BMR (Basal Metabolic Rate) is calories burned at complete rest — no movement, no digestion, thermoneutral temperature. TDEE (Total Daily Energy Expenditure) is total calories burned in a full day, including all physical activity, the thermic effect of food (digestion, approximately 10% of calories eaten), and non-exercise activity thermogenesis (NEAT — fidgeting, walking to the kitchen, posture maintenance). TDEE is the number that matters for weight management: if you eat exactly your TDEE, your weight is stable; eat below TDEE to lose weight; eat above TDEE to gain. TDEE = BMR × activity multiplier, typically ranging from BMR × 1.2 (sedentary) to BMR × 1.9 (very physically demanding lifestyle).

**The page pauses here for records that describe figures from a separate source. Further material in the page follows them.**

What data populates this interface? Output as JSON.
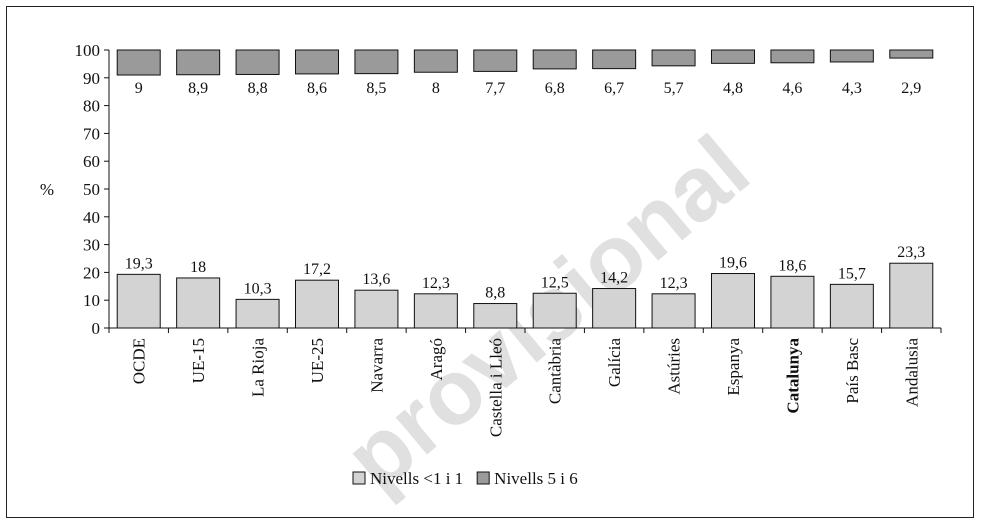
{
  "chart_data": {
    "type": "bar",
    "categories": [
      "OCDE",
      "UE-15",
      "La Rioja",
      "UE-25",
      "Navarra",
      "Aragó",
      "Castella i Lleó",
      "Cantàbria",
      "Galícia",
      "Astúries",
      "Espanya",
      "Catalunya",
      "País Basc",
      "Andalusia"
    ],
    "bold_categories": [
      "Catalunya"
    ],
    "series": [
      {
        "name": "Nivells <1 i 1",
        "color": "#d3d3d3",
        "values": [
          19.3,
          18,
          10.3,
          17.2,
          13.6,
          12.3,
          8.8,
          12.5,
          14.2,
          12.3,
          19.6,
          18.6,
          15.7,
          23.3
        ],
        "labels": [
          "19,3",
          "18",
          "10,3",
          "17,2",
          "13,6",
          "12,3",
          "8,8",
          "12,5",
          "14,2",
          "12,3",
          "19,6",
          "18,6",
          "15,7",
          "23,3"
        ]
      },
      {
        "name": "Nivells 5 i 6",
        "color": "#9a9a9a",
        "values": [
          9,
          8.9,
          8.8,
          8.6,
          8.5,
          8,
          7.7,
          6.8,
          6.7,
          5.7,
          4.8,
          4.6,
          4.3,
          2.9
        ],
        "labels": [
          "9",
          "8,9",
          "8,8",
          "8,6",
          "8,5",
          "8",
          "7,7",
          "6,8",
          "6,7",
          "5,7",
          "4,8",
          "4,6",
          "4,3",
          "2,9"
        ]
      }
    ],
    "ylabel": "%",
    "ylim": [
      0,
      100
    ],
    "yticks": [
      "0",
      "10",
      "20",
      "30",
      "40",
      "50",
      "60",
      "70",
      "80",
      "90",
      "100"
    ],
    "grid": false,
    "legend_position": "bottom-center",
    "legend": [
      "Nivells <1 i 1",
      "Nivells 5 i 6"
    ]
  },
  "watermark": "provisional"
}
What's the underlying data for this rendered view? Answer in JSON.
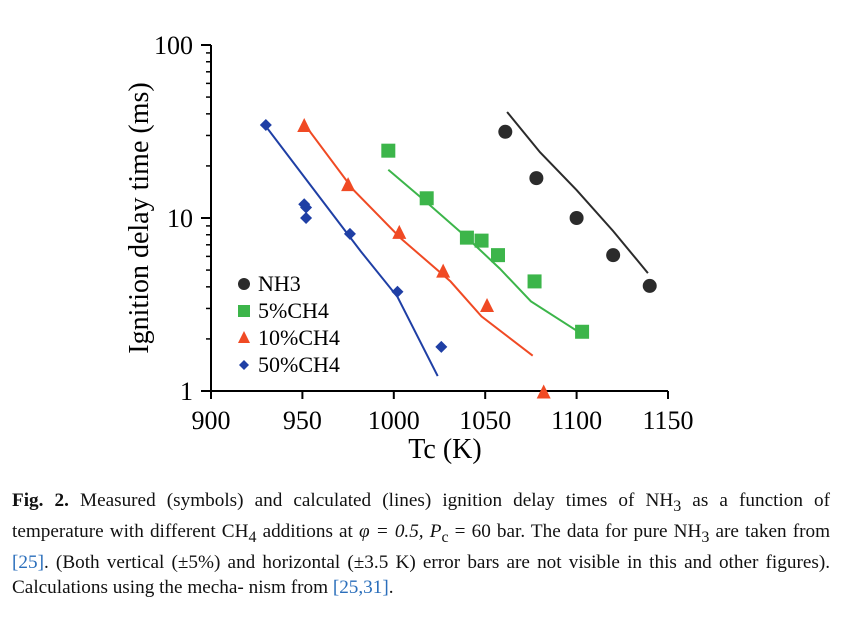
{
  "chart_data": {
    "type": "scatter",
    "title": "",
    "xlabel": "Tc (K)",
    "ylabel": "Ignition delay time (ms)",
    "xlim": [
      900,
      1150
    ],
    "ylim": [
      1,
      100
    ],
    "yscale": "log",
    "x_ticks": [
      900,
      950,
      1000,
      1050,
      1100,
      1150
    ],
    "y_ticks": [
      1,
      10,
      100
    ],
    "legend_position": "bottom-left",
    "series": [
      {
        "name": "NH3",
        "marker": "circle",
        "color": "#2b2b2b",
        "points": [
          [
            1061,
            31.5
          ],
          [
            1078,
            17
          ],
          [
            1100,
            10
          ],
          [
            1120,
            6.1
          ],
          [
            1140,
            4.05
          ]
        ],
        "line": [
          [
            1062,
            41
          ],
          [
            1080,
            24
          ],
          [
            1100,
            14.5
          ],
          [
            1120,
            8.4
          ],
          [
            1139,
            4.8
          ]
        ]
      },
      {
        "name": "5%CH4",
        "marker": "square",
        "color": "#3cb54a",
        "points": [
          [
            997,
            24.5
          ],
          [
            1018,
            13
          ],
          [
            1040,
            7.7
          ],
          [
            1048,
            7.4
          ],
          [
            1057,
            6.1
          ],
          [
            1077,
            4.3
          ],
          [
            1103,
            2.2
          ]
        ],
        "line": [
          [
            997,
            19
          ],
          [
            1018,
            12.3
          ],
          [
            1040,
            7.7
          ],
          [
            1058,
            5.1
          ],
          [
            1075,
            3.3
          ],
          [
            1101,
            2.2
          ]
        ]
      },
      {
        "name": "10%CH4",
        "marker": "triangle",
        "color": "#f04a24",
        "points": [
          [
            951,
            34
          ],
          [
            975,
            15.5
          ],
          [
            1003,
            8.2
          ],
          [
            1027,
            4.9
          ],
          [
            1051,
            3.1
          ],
          [
            1082,
            0.98
          ]
        ],
        "line": [
          [
            951,
            35
          ],
          [
            978,
            14.5
          ],
          [
            1004,
            7.6
          ],
          [
            1031,
            4.3
          ],
          [
            1048,
            2.7
          ],
          [
            1076,
            1.6
          ]
        ]
      },
      {
        "name": "50%CH4",
        "marker": "diamond",
        "color": "#1f3fa5",
        "points": [
          [
            930,
            34.5
          ],
          [
            951,
            12
          ],
          [
            952,
            11.5
          ],
          [
            952,
            10
          ],
          [
            976,
            8.1
          ],
          [
            1002,
            3.75
          ],
          [
            1026,
            1.8
          ]
        ],
        "line": [
          [
            929,
            35
          ],
          [
            955,
            15.2
          ],
          [
            982,
            6.4
          ],
          [
            1002,
            3.5
          ],
          [
            1024,
            1.22
          ]
        ]
      }
    ]
  },
  "caption": {
    "label": "Fig. 2.",
    "line1": "Measured (symbols) and calculated (lines) ignition delay times of NH",
    "line1_sub": "3",
    "line1_end": " as a",
    "line2": "function of temperature with different CH",
    "line2_sub": "4",
    "line2_mid": " additions at ",
    "phi_expr": "φ = 0.5, ",
    "pc_symbol": "P",
    "pc_sub": "c",
    "pc_expr": " = 60 bar. The",
    "line3_start": "data for pure NH",
    "line3_sub": "3",
    "line3_mid": " are taken from ",
    "ref1": "[25]",
    "line3_end": ". (Both vertical (±5%) and horizontal (±3.5 K)",
    "line4": "error bars are not visible in this and other figures). Calculations using the mecha-",
    "line5_start": "nism from ",
    "ref2": "[25,31]",
    "line5_end": "."
  }
}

Yes — the most effective strategies for raising BMR: build muscle through resistance training (each kg of muscle mass burns approximately 13 kcal/day at rest; replacing fat with muscle raises BMR proportionally; 8–12 weeks of consistent resistance training raises BMR by 5–10% on average); eat adequate protein (the thermic effect of protein is 20–30% of its calories — higher than carbs at 5–10% or fat at 0–3%; also essential for maintaining muscle during weight loss); avoid extreme calorie restriction (below 1,200 kcal/day triggers metabolic adaptation — the body reduces BMR by 10–20% as a starvation response); sleep 7–9 hours (sleep deprivation decreases BMR by reducing growth hormone secretion, which is essential for muscle maintenance). Certain medical conditions (hypothyroidism, Cushing's syndrome) lower BMR — if you suspect a medical cause for a very low BMR, consult your healthcare provider.

Sources & Methodology

Mifflin, M.D. et al. (1990). A new predictive equation for resting energy expenditure in healthy individuals. American Journal of Clinical Nutrition, 51(2), 241–247. Frankenfield, D. et al. (2005). Comparison of predictive equations for REE in healthy, nonobese adults. Journal of the American Dietetic Association, 105(5), 775–789.